I could not believe it. What was she saying? Had she lost his reason, like me? I did not believe in inhabited worlds, much less in aliens. I was sick, sometimes I thought maybe I was cursed. But coming from another world? I was not there for her to tell me stories, I needed to disapear as quickly as possible, before the authorities took down the door of the house.

"Have you gone crazy?" I asked her, upset for not taking seriously the situation that ran at that time.

"I know what you've done, Alice." she said and I opened my eyes "Do you think I do not know? She warned me about this and I knew what would happen to you before I even brought you to this place."

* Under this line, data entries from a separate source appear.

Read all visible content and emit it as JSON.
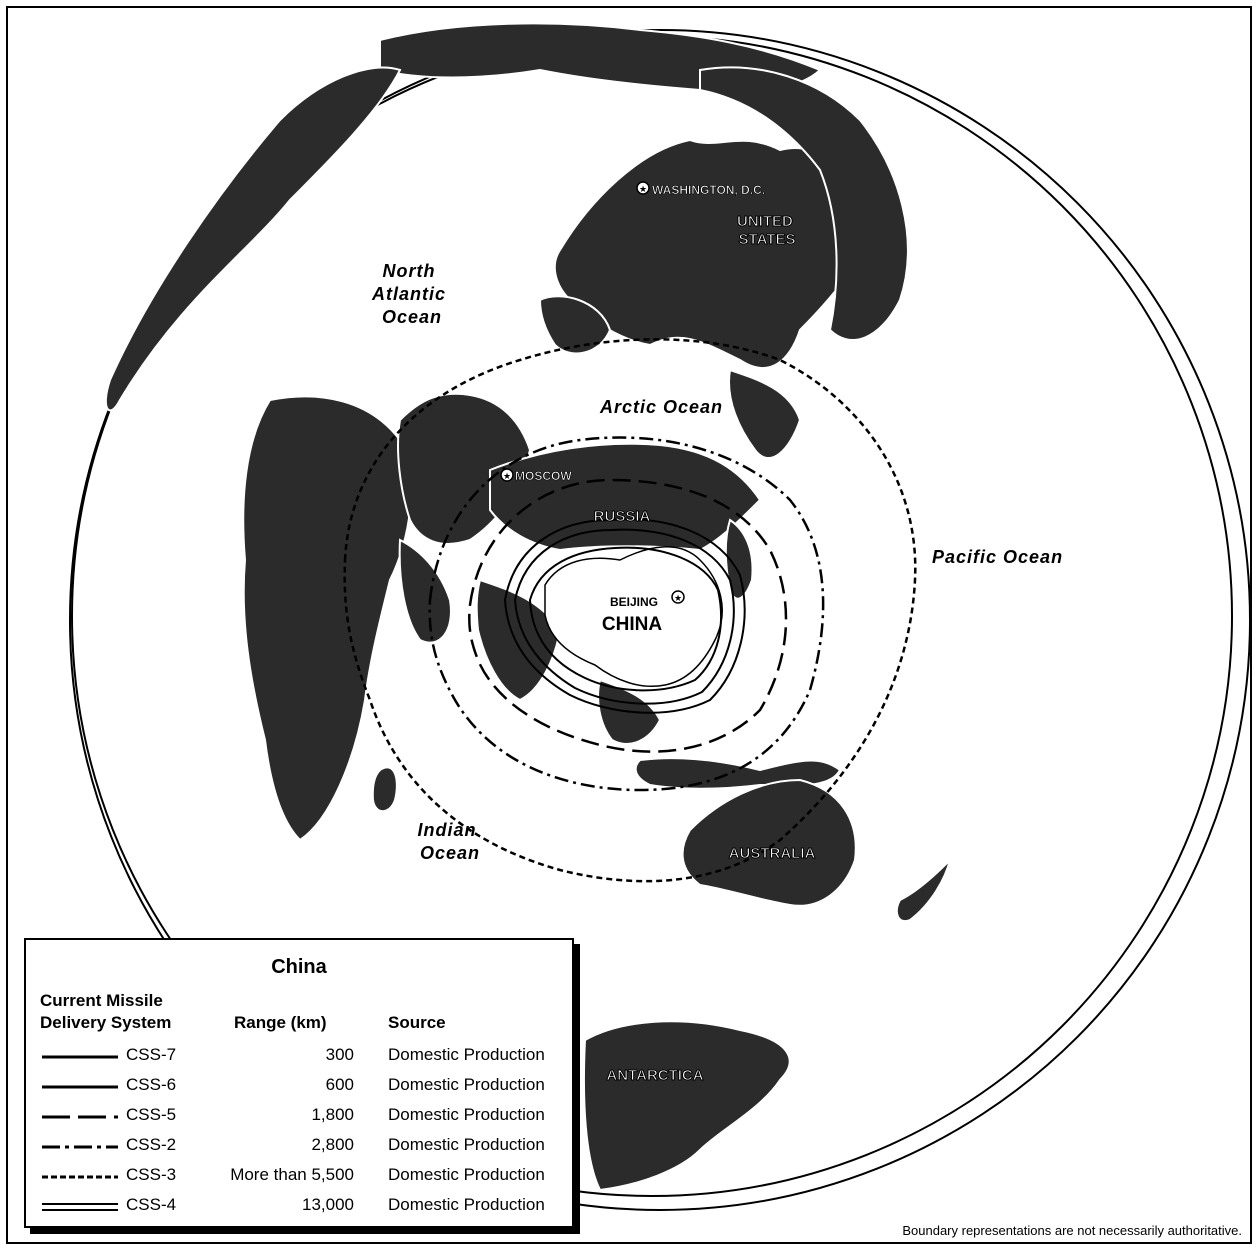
{
  "map": {
    "ocean_labels": {
      "north_atlantic": [
        "North",
        "Atlantic",
        "Ocean"
      ],
      "arctic": "Arctic Ocean",
      "pacific": "Pacific Ocean",
      "indian": [
        "Indian",
        "Ocean"
      ]
    },
    "country_labels": {
      "united_states": [
        "UNITED",
        "STATES"
      ],
      "russia": "RUSSIA",
      "china": "CHINA",
      "australia": "AUSTRALIA",
      "antarctica": "ANTARCTICA"
    },
    "city_labels": {
      "washington": "WASHINGTON, D.C.",
      "moscow": "MOSCOW",
      "beijing": "BEIJING"
    }
  },
  "legend": {
    "title": "China",
    "col_system": [
      "Current Missile",
      "Delivery System"
    ],
    "col_range": "Range (km)",
    "col_source": "Source",
    "rows": [
      {
        "name": "CSS-7",
        "range": "300",
        "source": "Domestic Production",
        "line": "solid"
      },
      {
        "name": "CSS-6",
        "range": "600",
        "source": "Domestic Production",
        "line": "solid"
      },
      {
        "name": "CSS-5",
        "range": "1,800",
        "source": "Domestic Production",
        "line": "longdash"
      },
      {
        "name": "CSS-2",
        "range": "2,800",
        "source": "Domestic Production",
        "line": "dashdot"
      },
      {
        "name": "CSS-3",
        "range": "More than 5,500",
        "source": "Domestic Production",
        "line": "shortdash"
      },
      {
        "name": "CSS-4",
        "range": "13,000",
        "source": "Domestic Production",
        "line": "double"
      }
    ]
  },
  "footnote": "Boundary representations are not necessarily authoritative."
}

I felt a twinge in my chest tear me inside. I had always thought that my mum was the only person I could trust, because she was the only one who cared about me for real. And in that moment I discovered that she had been hiding me the truth all my life. And not only that... who was the person who had told her that this could happen?

"Accept it, you do not belong to this world." continued to insist and I could see her eyes watering with tears as she saw my perplexed expression.

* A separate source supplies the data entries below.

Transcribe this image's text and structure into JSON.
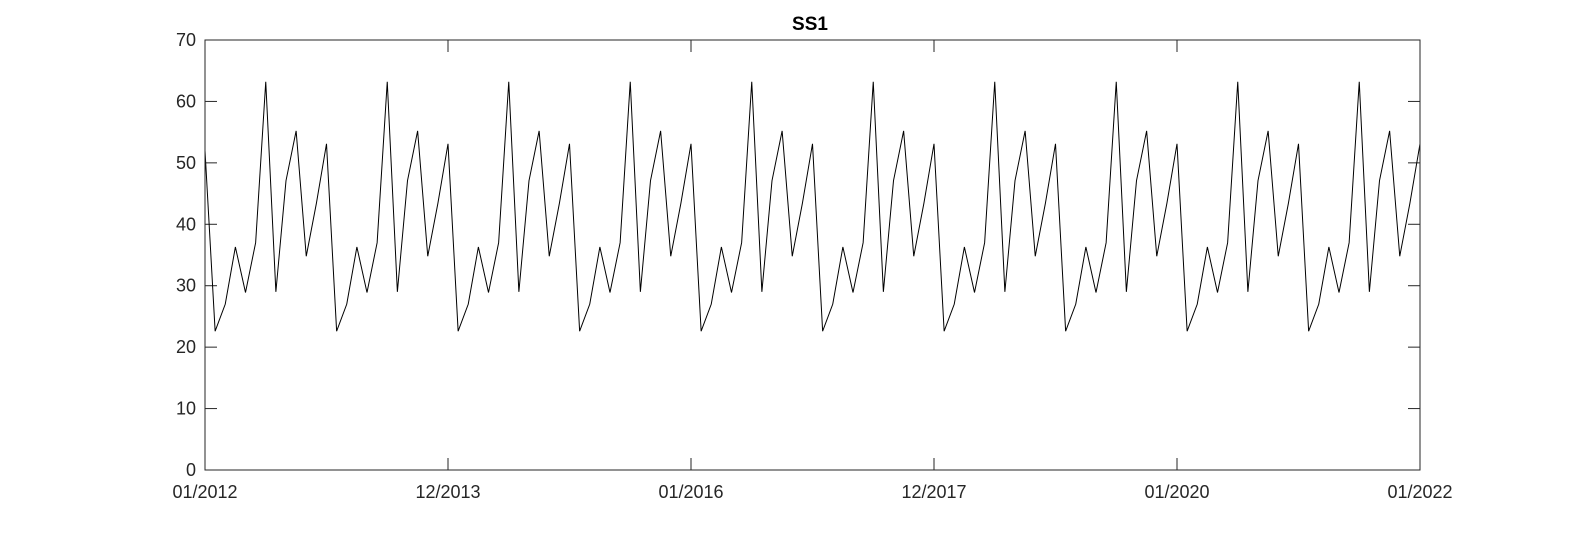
{
  "chart_data": {
    "type": "line",
    "title": "SS1",
    "xlabel": "",
    "ylabel": "",
    "ylim": [
      0,
      70
    ],
    "yticks": [
      0,
      10,
      20,
      30,
      40,
      50,
      60,
      70
    ],
    "xlim": [
      "01/2012",
      "01/2022"
    ],
    "xtick_labels": [
      "01/2012",
      "12/2013",
      "01/2016",
      "12/2017",
      "01/2020",
      "01/2022"
    ],
    "grid": false,
    "line_color": "#000000",
    "x_frequency": "monthly",
    "series": [
      {
        "values": [
          52,
          22.6,
          27,
          36.3,
          28.9,
          37,
          63.2,
          29,
          47.1,
          55.2,
          34.8,
          43.4,
          53.1,
          22.6,
          27,
          36.3,
          28.9,
          37,
          63.2,
          29,
          47.1,
          55.2,
          34.8,
          43.4,
          53.1,
          22.6,
          27,
          36.3,
          28.9,
          37,
          63.2,
          29,
          47.1,
          55.2,
          34.8,
          43.4,
          53.1,
          22.6,
          27,
          36.3,
          28.9,
          37,
          63.2,
          29,
          47.1,
          55.2,
          34.8,
          43.4,
          53.1,
          22.6,
          27,
          36.3,
          28.9,
          37,
          63.2,
          29,
          47.1,
          55.2,
          34.8,
          43.4,
          53.1,
          22.6,
          27,
          36.3,
          28.9,
          37,
          63.2,
          29,
          47.1,
          55.2,
          34.8,
          43.4,
          53.1,
          22.6,
          27,
          36.3,
          28.9,
          37,
          63.2,
          29,
          47.1,
          55.2,
          34.8,
          43.4,
          53.1,
          22.6,
          27,
          36.3,
          28.9,
          37,
          63.2,
          29,
          47.1,
          55.2,
          34.8,
          43.4,
          53.1,
          22.6,
          27,
          36.3,
          28.9,
          37,
          63.2,
          29,
          47.1,
          55.2,
          34.8,
          43.4,
          53.1,
          22.6,
          27,
          36.3,
          28.9,
          37,
          63.2,
          29,
          47.1,
          55.2,
          34.8,
          43.4,
          53.1
        ]
      }
    ]
  }
}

It could not be, my mother could not be serious, however, her face said otherwise. At that moment, a bit of hope grew in me as I imagined that maybe I was not the only one who seemed to be sick.

"Are there... more like me?" I asked with hope, almost unable to take for good that remote possibility.

The question made her shudder and her face darkened completely. For a few seconds I thought she would not answer, but finally she spoke: "I'm not sure they're exactly like you. But I do know that they physically share the same qualities." That simple answer, even if it was something incoherent, filled an immense void within me. I was not alone. I could not help but smile and that did not please my mother at all.

"Come on, give me your hand, we have to leave before they come looking for you." she told me and I checked that she was wearing her protection gloves.

I was surprised to hear her saying that. Were we going to return to that world from which I supposedly came from? I could not believe it. How would she do it?

"Come on, give me your hand." she insisted and showed me a large and bulky ring with a green pearl in the center, as if that explained everything. "This ring is a portal between worlds, it will instantly transport us to the Origin world" explained me.

Then I directed a hand, in an insecure way, toward which my mother was impatiently stretching me. Then, a sigh came out of her mouth and instead of giving me more explanations, she took my hand and warned me very seriously: "Do not let me go or you could die. Understood? This is not a joke.

I nodded, somewhat annoyed, because if what she was telling me proved to be true, it would mean that she had lied to me all my life about who I was and where I came from. I would have lived deceived, believing that my coldness was the product of a strong disease without remedy and I was not sure if I wanted to accept that I had lived a lie.

The woman who at that moment was not sure if she was my real mother, squeezed my hand tightly as if trying to break the bones of my fingers. Then I saw her close her eyes and said a few words in a strange language.

Suddenly, just as I was already hearing the first knocks on the door, everything around me turned white and I felt the real speed against my face. It was a feeling similar to riding a roller coaster but a thousand times faster.

Then, I felt as falling on a hard surface and that I hit myself against something, maybe a rock, and then everything turned black.